Before the training step, we did some preprocessing jobs on Titanic dataset.

  • For simplicity, we removed "PassengerId", "Name", "Ticket", "Cabin" features because they are not so related to the survival or hard to process.
  • Since there are some values missing in the Titanic dataset, firstly we masked them as <NULL> and numericalized the rest of existing values. As for "Sex", "Embarked", we numericalized them into ordinal features. As for others, we just kept their original values since they are integer or float numbers.
  • Secondly, we filled the empty values according to some rules.
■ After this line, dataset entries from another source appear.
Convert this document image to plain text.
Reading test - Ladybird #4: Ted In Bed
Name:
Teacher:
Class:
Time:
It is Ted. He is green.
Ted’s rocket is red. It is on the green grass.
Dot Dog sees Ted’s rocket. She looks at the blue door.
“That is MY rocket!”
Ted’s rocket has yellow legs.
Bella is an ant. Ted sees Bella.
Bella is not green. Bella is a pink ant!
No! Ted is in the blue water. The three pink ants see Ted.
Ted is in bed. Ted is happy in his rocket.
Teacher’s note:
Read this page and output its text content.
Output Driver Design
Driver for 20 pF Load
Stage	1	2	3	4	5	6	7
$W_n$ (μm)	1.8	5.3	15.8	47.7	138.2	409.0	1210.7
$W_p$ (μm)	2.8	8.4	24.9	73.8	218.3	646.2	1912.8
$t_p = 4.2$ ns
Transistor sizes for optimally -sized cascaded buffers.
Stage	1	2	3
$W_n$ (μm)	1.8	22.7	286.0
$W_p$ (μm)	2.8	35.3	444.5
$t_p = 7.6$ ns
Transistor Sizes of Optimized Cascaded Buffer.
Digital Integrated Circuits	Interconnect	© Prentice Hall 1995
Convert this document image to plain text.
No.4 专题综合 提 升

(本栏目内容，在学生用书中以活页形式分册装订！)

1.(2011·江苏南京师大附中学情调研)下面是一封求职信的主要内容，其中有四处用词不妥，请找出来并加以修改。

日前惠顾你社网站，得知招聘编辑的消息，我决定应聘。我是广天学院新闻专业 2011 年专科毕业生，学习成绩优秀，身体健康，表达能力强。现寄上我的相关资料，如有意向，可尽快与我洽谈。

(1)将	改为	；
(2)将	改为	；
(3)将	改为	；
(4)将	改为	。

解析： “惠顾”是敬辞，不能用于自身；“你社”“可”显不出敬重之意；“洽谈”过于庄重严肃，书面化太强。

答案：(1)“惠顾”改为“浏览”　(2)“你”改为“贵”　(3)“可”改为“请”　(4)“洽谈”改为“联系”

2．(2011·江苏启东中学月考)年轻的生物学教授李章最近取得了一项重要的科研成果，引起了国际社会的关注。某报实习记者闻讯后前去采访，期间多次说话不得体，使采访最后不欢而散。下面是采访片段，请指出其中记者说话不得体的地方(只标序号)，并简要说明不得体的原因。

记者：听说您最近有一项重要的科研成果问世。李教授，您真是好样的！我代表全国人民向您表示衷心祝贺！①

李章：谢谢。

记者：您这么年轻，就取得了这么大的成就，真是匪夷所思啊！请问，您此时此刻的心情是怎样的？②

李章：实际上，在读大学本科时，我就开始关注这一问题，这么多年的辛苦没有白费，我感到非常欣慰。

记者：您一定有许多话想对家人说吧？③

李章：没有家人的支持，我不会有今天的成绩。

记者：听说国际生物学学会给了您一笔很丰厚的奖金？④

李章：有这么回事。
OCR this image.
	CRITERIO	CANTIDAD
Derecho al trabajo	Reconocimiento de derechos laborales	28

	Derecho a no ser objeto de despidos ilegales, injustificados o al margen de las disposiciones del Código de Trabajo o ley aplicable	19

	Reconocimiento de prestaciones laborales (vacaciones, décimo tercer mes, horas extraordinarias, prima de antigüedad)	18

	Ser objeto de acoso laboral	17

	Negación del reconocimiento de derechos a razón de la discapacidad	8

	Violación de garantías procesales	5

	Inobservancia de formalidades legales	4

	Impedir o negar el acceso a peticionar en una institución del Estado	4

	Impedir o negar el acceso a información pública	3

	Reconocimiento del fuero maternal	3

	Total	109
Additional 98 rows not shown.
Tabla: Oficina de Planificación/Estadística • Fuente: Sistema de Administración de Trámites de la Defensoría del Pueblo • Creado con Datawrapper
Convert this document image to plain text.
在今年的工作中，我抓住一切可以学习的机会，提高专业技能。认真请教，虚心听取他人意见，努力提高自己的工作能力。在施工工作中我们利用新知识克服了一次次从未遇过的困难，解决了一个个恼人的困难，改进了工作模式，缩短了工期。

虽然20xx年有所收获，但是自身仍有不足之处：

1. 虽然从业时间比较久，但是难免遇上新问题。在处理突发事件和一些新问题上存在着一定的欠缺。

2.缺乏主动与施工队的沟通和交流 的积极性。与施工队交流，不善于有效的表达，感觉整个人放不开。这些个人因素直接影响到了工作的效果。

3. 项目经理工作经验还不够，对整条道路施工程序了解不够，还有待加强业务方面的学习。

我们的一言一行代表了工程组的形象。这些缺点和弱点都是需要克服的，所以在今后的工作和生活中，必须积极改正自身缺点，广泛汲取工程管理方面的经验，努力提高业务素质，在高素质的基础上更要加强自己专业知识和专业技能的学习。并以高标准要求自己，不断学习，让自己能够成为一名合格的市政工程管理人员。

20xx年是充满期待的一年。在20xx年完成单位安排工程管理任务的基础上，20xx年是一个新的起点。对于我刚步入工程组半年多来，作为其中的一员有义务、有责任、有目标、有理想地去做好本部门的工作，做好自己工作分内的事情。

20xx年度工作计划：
As for "Sex", "Embarked", we randomly gave them values according to the distribution of the existing data. As for the rest of features, we fixed the missing values with the average of the existing data.
Modeling
  • Similarly, we also trained a random forest classifier on Titanic dataset. and selected four features according to the feature importance as "Sex", "Age", "Pclass", "Fare".
  • Then we encoded these category features with qubits, using QRAC.
  • Besides, we built the corresponding circuit as FeatureMap.
  • Finally, we trained a VQC with QRAC FeatureMap over all of the data. All of the parameters were optimized by SPSA optimizer with 100 iterations. And our model was evaluated on test set.

Experiment Result

Dataset Breast-Cancer Titanic
Model Train Acc Train F1 Test Acc Test F1 Train Acc Train F1 Test Acc Test F1
:-: :-: :-: :-: :-: :-: :-: :-: :-:
Random Forest 0.9474 0.9104 0.7759 0.3810 0.9798 0.9734 0.7344 -/-
VQC 0.6667 0.5190 0.5690 0.3902 0.6734 0.5727 0.6292 -/-
VQC (real) -/- -/- -/- -/- -/- -/- -/- -/-
VQC + QRAC 0.7325 0.5674 0.7241 0.4667 0.7868 0.7104 0.7656 -/-
VQC + QRAC (real) 0.7325 0.5612 0.7069 0.4849 -/- -/- -/- -/-

Usage

# VQC
python3 main.py --encoder --featmap ZZMap --optimizer SPSA --backend simulator --dataset titanic
# VQC + QRAC
python3 main.py --encoder --featmap QRAC --optimizer SPSA --backend simulator --dataset titanic

Environment

  • Python 3.7
  • qiskit 0.19.2
  • numpy 1.18.5
  • sklearn 0.23.1

References

[1] Yano, H., Suzuki, Y., Raymond, R., & Yamamoto, N. (2020). Efficient Discrete Feature Encoding for Variational Quantum Classifier. arXiv preprint arXiv:2005.14382.

TODO

  • @Zhihong stated that we can fix the missing values of "Sex" according to the name ("Mr.", "Ms.", etc.).
  • We plan to evaluate our model on the titanic dataset on real devices.